To bypass model checking of SA1 and ease the general proposed methodology, we aim to transfer verified safeness from S E1 to SA1 by design. The underlying idea to archieve this, is to explore the formal relationship between the two models (i.e., SE1 and SA1) to leverage model consistency, which enables transferring safety. Therefore, we define the following research questions.

• Are SE1 and SA1 formally in relation? • How can model-based guarantees be systematically transferred from SE1 to SA1 by design? To address this research gap, we aim to identify potential behavioral equivalences among SE1 and SA1. Establishing such a formal relation may facilitate the transfer of safety guarantees from SE1 to SA1 by design, thereby eliminating the need for model checking of the latter. However, this approach presents challenges in determining the appropriate level of abstraction required. Furthermore, SE1 may introduce potential states that violate safety, which were not reachable in SE0.

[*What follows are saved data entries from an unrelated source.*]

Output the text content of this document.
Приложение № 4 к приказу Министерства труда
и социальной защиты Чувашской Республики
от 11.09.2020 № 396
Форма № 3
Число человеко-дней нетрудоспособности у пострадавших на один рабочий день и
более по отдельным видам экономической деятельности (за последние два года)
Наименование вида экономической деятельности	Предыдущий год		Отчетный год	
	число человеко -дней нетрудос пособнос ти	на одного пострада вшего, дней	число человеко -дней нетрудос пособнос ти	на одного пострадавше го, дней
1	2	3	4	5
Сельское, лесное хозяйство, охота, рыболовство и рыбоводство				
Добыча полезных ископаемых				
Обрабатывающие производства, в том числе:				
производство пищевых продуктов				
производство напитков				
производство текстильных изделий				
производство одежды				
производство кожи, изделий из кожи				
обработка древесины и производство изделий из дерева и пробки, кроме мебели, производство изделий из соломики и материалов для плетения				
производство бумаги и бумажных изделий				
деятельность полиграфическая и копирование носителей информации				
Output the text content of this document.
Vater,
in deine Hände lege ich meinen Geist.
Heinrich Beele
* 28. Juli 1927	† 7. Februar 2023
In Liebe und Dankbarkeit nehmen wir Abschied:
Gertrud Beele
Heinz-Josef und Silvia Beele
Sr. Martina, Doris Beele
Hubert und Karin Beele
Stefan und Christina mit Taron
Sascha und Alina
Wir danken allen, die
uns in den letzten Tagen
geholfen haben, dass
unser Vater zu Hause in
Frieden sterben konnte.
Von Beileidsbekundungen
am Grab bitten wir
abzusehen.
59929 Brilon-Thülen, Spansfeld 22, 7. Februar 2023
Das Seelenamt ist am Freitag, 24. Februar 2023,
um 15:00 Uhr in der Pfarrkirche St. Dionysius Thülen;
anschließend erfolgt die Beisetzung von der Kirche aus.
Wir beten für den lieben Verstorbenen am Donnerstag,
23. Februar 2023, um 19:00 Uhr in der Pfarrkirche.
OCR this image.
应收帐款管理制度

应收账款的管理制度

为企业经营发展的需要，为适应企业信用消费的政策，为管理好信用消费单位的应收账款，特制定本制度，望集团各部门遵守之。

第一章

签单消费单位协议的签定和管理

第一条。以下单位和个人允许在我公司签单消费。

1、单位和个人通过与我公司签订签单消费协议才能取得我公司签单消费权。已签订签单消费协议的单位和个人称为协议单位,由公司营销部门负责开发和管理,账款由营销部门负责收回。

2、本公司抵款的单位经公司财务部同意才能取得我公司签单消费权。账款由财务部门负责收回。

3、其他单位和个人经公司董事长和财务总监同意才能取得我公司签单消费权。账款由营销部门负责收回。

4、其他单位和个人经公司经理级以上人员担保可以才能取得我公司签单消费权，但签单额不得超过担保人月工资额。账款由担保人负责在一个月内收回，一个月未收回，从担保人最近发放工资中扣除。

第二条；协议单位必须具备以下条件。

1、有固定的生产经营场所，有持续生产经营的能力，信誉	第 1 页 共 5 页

Since model-based consistency research is inherently tied to its domain, and approaches that formally reason about consistency assume additional information about what is being analyzed with respect to the consistency notion [ 6 ], we restrict ourselves to models of Timed Graph Transformation Systems with a focus on delay-robustness for mission-critical systems. In [ 7 ] the authors presented a diferent version of Timed Graph Transformation Systems neither supporting quantitative analysis nor considering delay-robustness. In [ 8, 9 ], inter-agent message delays were not explicit considered since message passing was restricted by allowing communication within a given timing intervall. In [ 3 ], we presented an approach to derive explicit delay-robustness for a given abstract model. However, this approach requires the verification of every generated model (i.e., S E0, SE1, SA1) while in this work we propose a consistency relation making model checking for SA1 not required and assuring delay-robustness per design.

In this paper, we discussed the motivation for reducing the computational cost and the number of modelchecking iterations in our previously proposed approach by defining a consistency relation between SE1 and SA1. Such a formal relation could serve as the foundation for systematically transferring modelbased guarantees. In this context, we identified key research questions and the associated challenges related to achieving this objective.